Full Report for Listed Buildings
Summary Description of a Listed Buildings
Date of Designation
26/02/2001
Date of Amendment
26/02/2001
Name of Property
Bridge over Glamorganshire Canal W of Newbridge Chainworks basin
Unitary Authority
Rhondda Cynon Taff
Location
On the S side of Ynysangharad Road and to the rear of the Bunch of Grapes public house.
History
The Glamorganshire Canal Act was passed in 1790 and the canal opened in 1794 from Merthyr Tydfil to Cardiff, primarily to serve the growing output of the ironworks at Merthyr Tydfil. Its engineers were Thomas Dadford and Thomas Sheasby. The steep gradient between Merthyr and Cardiff - a fall of 165.5m in 40.2km - was overcome by erecting 51 locks, instead of the inclined planes favoured on other canals. These included a triple lock at Nantgarw (which has not survived) and the double lock at Pontypridd. The rapid growth in output of iron soon led to congestion on the canal, however, but the large volume of trade from the ironworks ensured that the canal survived the opening of the Taff Vale Railway in 1841. Traffic declined sharply when the ironworks declined in the late C19 and coal companies preferred rail transport.

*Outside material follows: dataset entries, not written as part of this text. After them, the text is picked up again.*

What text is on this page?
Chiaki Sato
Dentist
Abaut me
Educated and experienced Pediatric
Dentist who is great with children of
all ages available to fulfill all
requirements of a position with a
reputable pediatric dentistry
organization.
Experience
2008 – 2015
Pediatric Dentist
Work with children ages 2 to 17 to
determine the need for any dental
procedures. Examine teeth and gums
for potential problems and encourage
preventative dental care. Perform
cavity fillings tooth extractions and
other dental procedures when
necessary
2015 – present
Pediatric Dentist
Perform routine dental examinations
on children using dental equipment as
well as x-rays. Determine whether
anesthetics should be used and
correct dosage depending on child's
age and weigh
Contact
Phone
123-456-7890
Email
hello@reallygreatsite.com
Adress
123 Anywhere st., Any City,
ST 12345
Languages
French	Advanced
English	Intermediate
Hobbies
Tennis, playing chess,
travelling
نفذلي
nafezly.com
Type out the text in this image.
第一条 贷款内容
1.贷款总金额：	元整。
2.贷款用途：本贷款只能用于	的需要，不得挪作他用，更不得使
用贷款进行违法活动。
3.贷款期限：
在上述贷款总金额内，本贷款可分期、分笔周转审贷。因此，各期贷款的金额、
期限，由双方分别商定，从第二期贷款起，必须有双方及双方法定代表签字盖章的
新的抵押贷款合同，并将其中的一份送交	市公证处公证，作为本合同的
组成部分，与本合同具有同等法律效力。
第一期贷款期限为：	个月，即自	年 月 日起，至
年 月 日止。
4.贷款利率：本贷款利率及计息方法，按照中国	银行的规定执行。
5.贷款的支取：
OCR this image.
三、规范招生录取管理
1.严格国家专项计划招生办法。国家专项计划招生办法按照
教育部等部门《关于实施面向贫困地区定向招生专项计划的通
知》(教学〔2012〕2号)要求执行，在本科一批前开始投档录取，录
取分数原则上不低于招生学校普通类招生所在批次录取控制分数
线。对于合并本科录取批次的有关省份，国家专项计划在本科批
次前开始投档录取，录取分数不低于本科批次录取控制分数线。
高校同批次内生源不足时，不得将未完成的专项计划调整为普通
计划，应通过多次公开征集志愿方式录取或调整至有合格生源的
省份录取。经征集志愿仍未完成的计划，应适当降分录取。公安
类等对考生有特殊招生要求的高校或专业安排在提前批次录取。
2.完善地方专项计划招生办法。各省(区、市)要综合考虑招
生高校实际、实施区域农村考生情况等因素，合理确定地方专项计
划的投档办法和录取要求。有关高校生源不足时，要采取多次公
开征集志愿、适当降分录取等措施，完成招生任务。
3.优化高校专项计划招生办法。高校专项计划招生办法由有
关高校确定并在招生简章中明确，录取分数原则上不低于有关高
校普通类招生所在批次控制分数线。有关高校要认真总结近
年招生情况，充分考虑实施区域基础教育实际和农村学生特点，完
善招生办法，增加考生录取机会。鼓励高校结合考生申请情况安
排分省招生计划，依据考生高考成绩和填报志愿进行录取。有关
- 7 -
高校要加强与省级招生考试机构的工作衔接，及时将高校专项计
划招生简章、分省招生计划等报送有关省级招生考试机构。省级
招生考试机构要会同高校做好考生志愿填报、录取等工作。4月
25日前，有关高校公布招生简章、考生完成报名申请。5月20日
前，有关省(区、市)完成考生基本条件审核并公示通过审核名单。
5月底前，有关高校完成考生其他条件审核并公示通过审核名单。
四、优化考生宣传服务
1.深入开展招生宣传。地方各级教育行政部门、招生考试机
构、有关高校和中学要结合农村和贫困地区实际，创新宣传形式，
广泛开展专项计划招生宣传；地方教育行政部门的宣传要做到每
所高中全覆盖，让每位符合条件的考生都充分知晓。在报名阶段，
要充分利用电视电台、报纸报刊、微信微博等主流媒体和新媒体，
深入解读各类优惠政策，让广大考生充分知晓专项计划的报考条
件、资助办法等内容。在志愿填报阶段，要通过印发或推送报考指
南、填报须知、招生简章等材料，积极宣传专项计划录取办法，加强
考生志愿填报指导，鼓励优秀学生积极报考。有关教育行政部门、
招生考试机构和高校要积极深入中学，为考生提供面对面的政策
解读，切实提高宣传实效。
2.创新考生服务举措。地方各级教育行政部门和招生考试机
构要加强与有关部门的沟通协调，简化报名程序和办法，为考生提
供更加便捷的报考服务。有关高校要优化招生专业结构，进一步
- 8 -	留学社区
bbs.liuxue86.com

The upper section N of Pontypridd was almost disused by the late C19, but the section between Nantgarw and Pontypridd did not close until a breach at Nantgarw in 1942.
Exterior
A rubble sandstone bridge with a single segmental arch. A plain parapet has hammer-dressed flat copings, and is splayed out at the ends to simple square piers. The parapet is removed on the N side facing the double lock. The deck is laid with concrete steps and descends steeply from E-W. A late C20 garden wall is built across the E side of the deck abutting the parapet wall.
Reason for designation
Listed for industrial archaeological interest as one of the few surviving bridges on the original Glamorganshire Canal.
Group value with Locks 31 & 32 and the Newbridge Chainworks canal basin.